18      The twenty-four month imposed and stayed sentence that McKenzie requested, but now challenges, was well within the thirty-nine month maximum that the circuit court could have imposed for all five offenses pursuant to Wis. Stat. § 939.51(3).[4]  Thus, the sentence is presumptively not unduly harsh or excessive.  See Grindemann, 255 Wis. 2d 632, ¶32. 

19      McKenzie fails to persuade me that, despite the fact that the sentence imposed was well within the maximum, the circuit court misused its discretion in concluding that the sentence was not unduly harsh or excessive.  See id., ¶¶32-34.  As noted above, the sentencing hearing transcript reflects that the circuit court was aware of McKenzie’s health problems, which McKenzie described in dire terms at the sentencing hearing, but determined that other sentencing factors that a circuit court must consider, namely McKenzie’s character and the need for public protection, weighed in favor of the sentence imposed.  See State v. Gallion, 2004 WI 42, ¶23, 270 Wis. 2d 535, 678 N.W.2d 197 (the primary sentencing factors for a sentencing court to consider are the protection of the public, the gravity of the offense, and the rehabilitative needs of the offender).


20      For the forgoing reasons, I affirm the circuit court’s order denying McKenzie’s motion.

            By the Court.—Order affirmed.

            This opinion will not be published.  See Wis. Stat. Rule 809.23(1)(b)4. 

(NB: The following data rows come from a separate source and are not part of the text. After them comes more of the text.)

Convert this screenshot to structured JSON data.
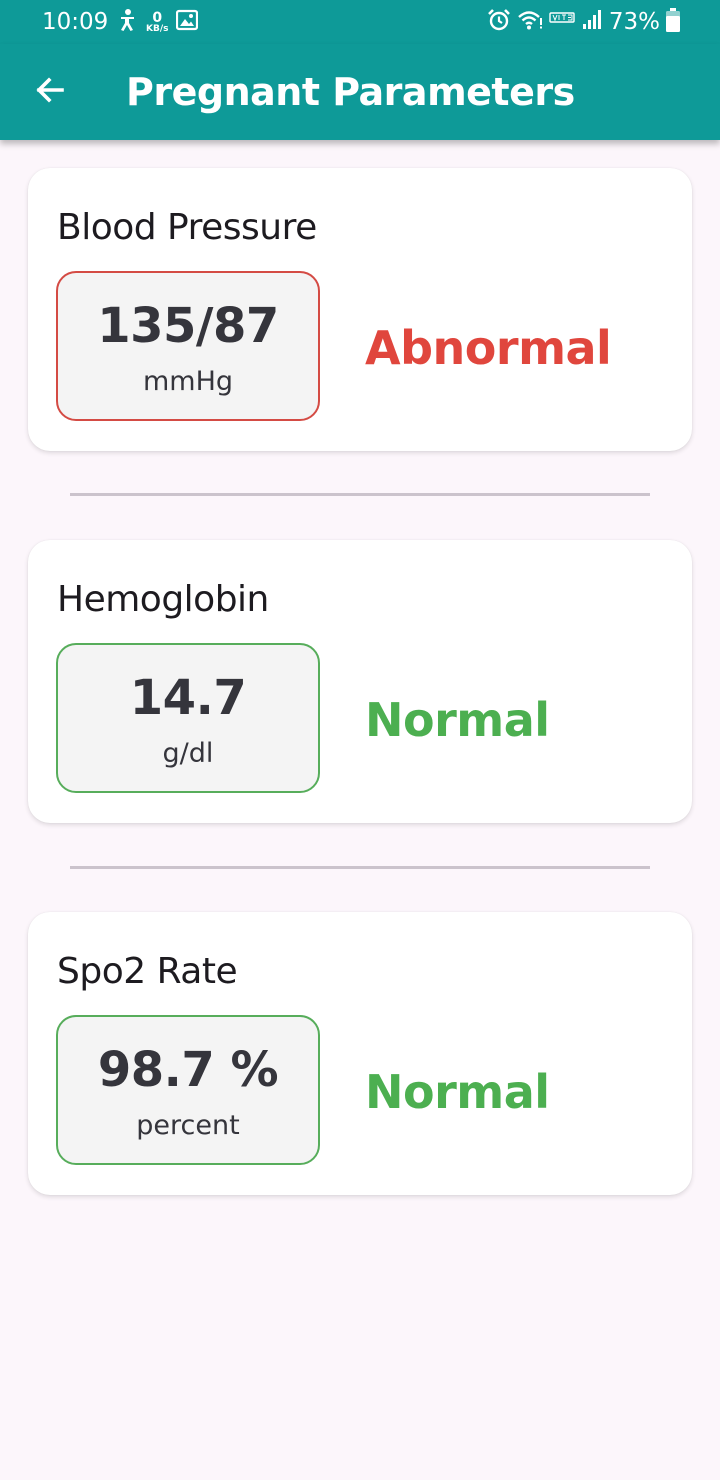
{
  "status_bar": {
    "time": "10:09",
    "data_speed_value": "0",
    "data_speed_unit": "KB/s",
    "battery": "73%"
  },
  "app_bar": {
    "title": "Pregnant Parameters"
  },
  "colors": {
    "primary": "#0e9a98",
    "abnormal": "#e0463d",
    "normal": "#4caf50",
    "abnormal_border": "#d44b44",
    "normal_border": "#57ad5b"
  },
  "parameters": [
    {
      "title": "Blood Pressure",
      "value": "135/87",
      "unit": "mmHg",
      "status": "Abnormal"
    },
    {
      "title": "Hemoglobin",
      "value": "14.7",
      "unit": "g/dl",
      "status": "Normal"
    },
    {
      "title": "Spo2 Rate",
      "value": "98.7 %",
      "unit": "percent",
      "status": "Normal"
    }
  ]
}
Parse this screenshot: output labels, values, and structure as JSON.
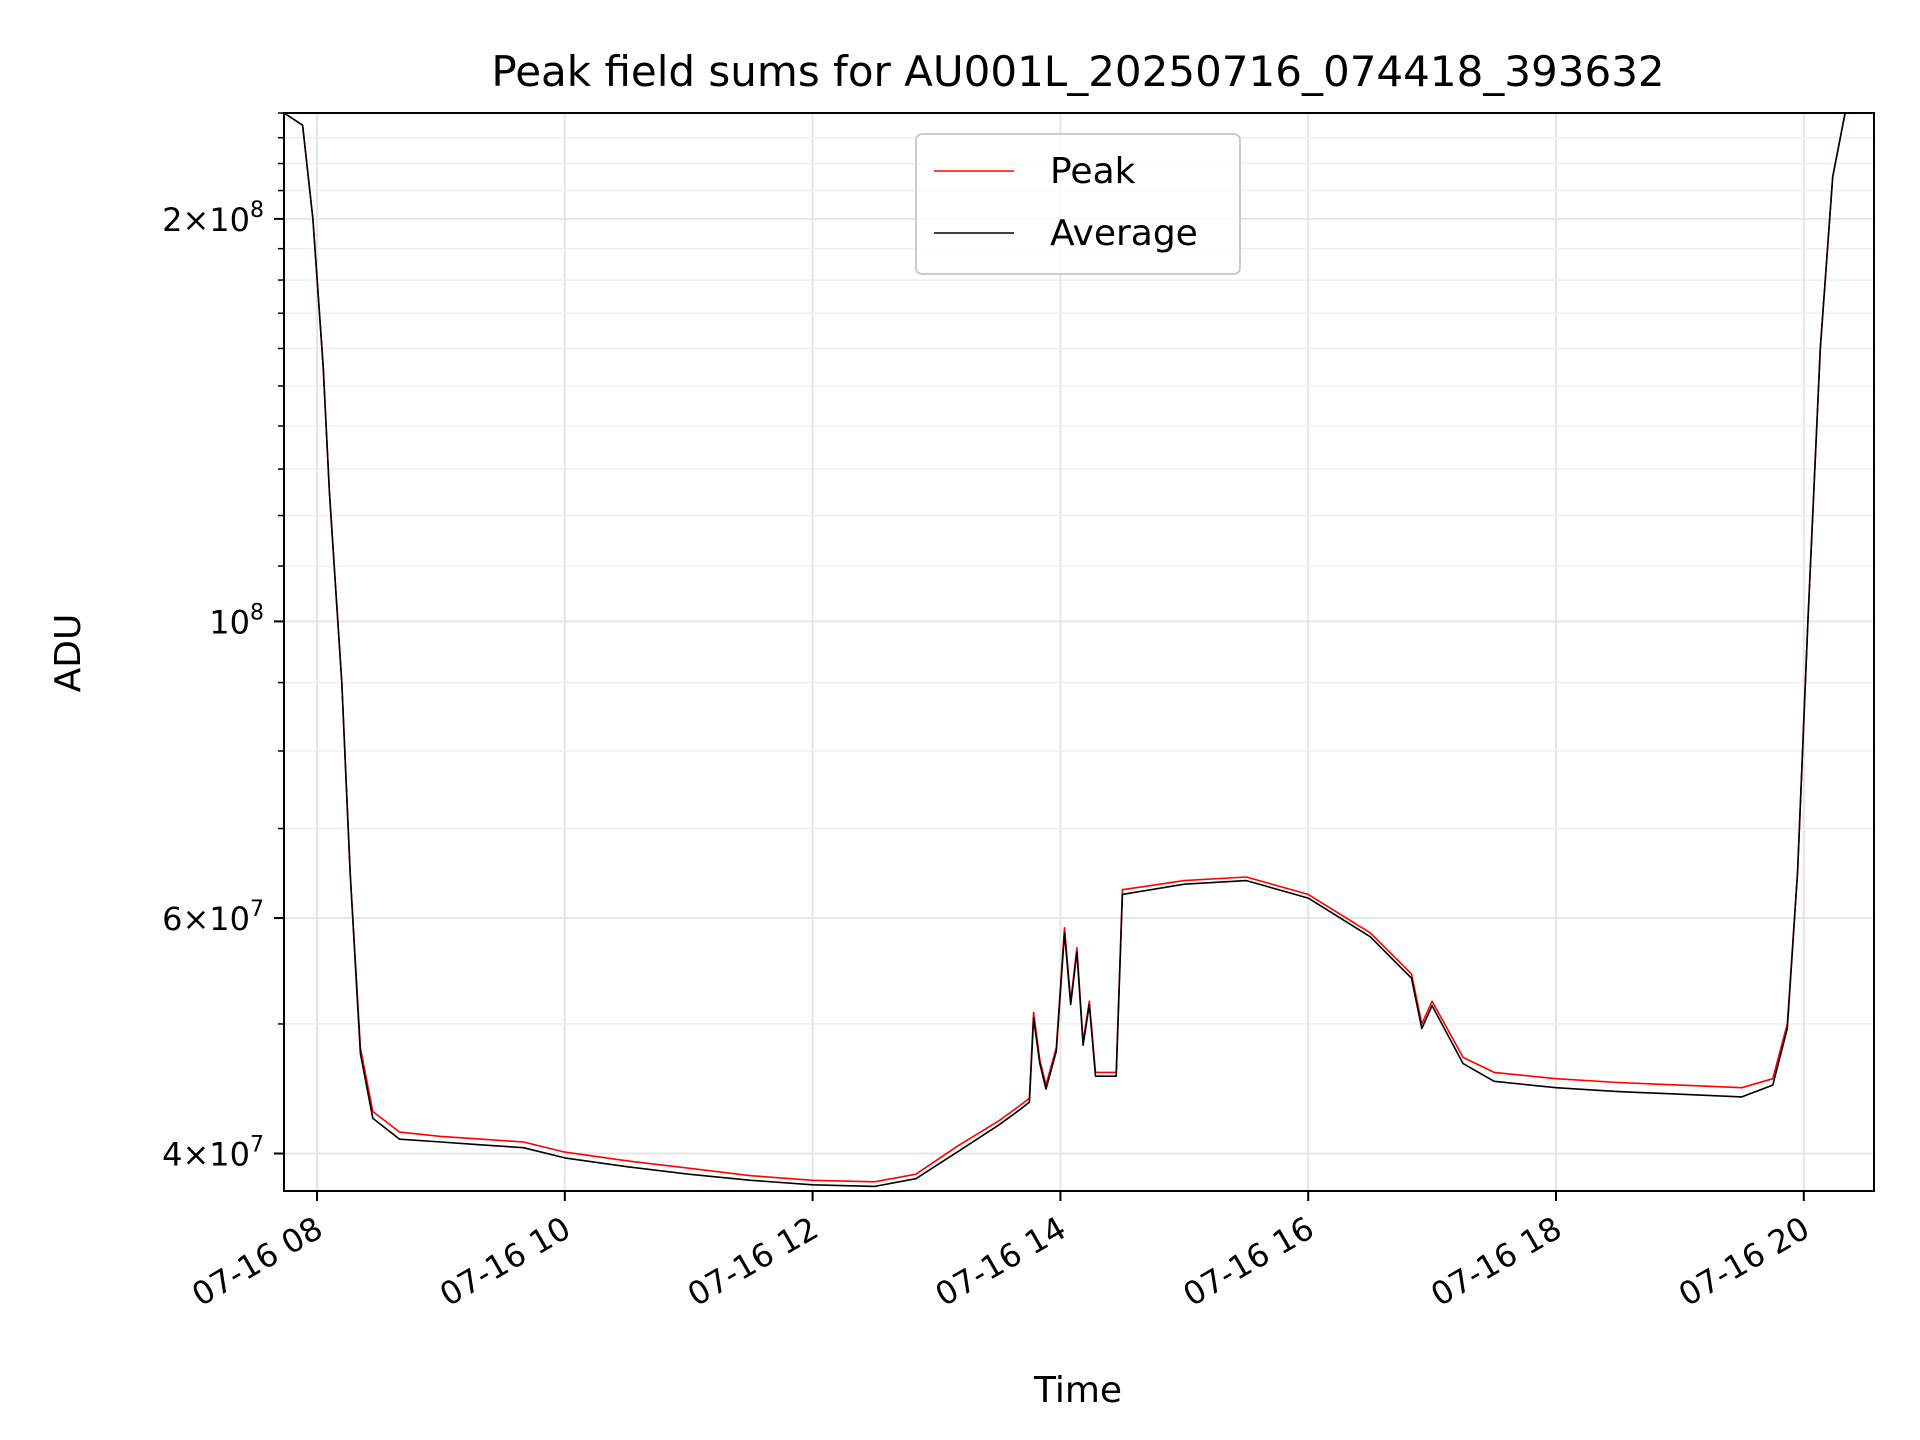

[1]  This appeal is decided by one judge pursuant to Wis. Stat. § 752.31(2)(f) (2011-12).  All references to the Wisconsin Statutes are to the 2011-12 version unless otherwise noted.

[2]  McKenzie was charged with bail jumping due to the fact that he was on probation following convictions for disorderly conduct.  

[3]  Appellate courts follow a liberal policy when judging the sufficiency of pro se pleadings by prisoners.  See State ex rel. Mentek v. Schwarz, 2001 WI 32, ¶17, 242 Wis. 2d 94, 624 N.W.2d 150.  Even giving McKenzie the benefit of this rule, however, this court issued an order on May 16, 2014, concluding that McKenzie’s appellate brief in this appeal did not meet the requirements of Wis. Stat. Rule 809.19, save for his claim that the imposed and stayed jail sentence was unduly harsh because the circuit court at the time of sentencing did not give sufficient attention to evidence of his poor health.  This court directed the State to respond to that claim alone. 

For this reason, I do not address other possible arguments now advanced by McKenzie, such as his apparent argument that evidence that his health has deteriorated since the time of the sentencing hearing constitutes a new sentencing factor.  This also precludes my resolution of McKenzie’s separate argument that he “spent 54 days in the Dane [County] jail” and that he is entitled to sentence credit for this period of time.  On this last point, I will simply observe that, as explained above, the circuit court granted McKenzie’s sentence credit claim and ordered that the judgment of conviction amended to reflect this credit. 

[4]  McKenzie was charged with four Class A misdemeanors, for which imprisonment must not exceed nine months, and one Class B misdemeanor, for which imprisonment must not exceed ninety days.  See Wis. Stat. § 939.51(3)(a), (b).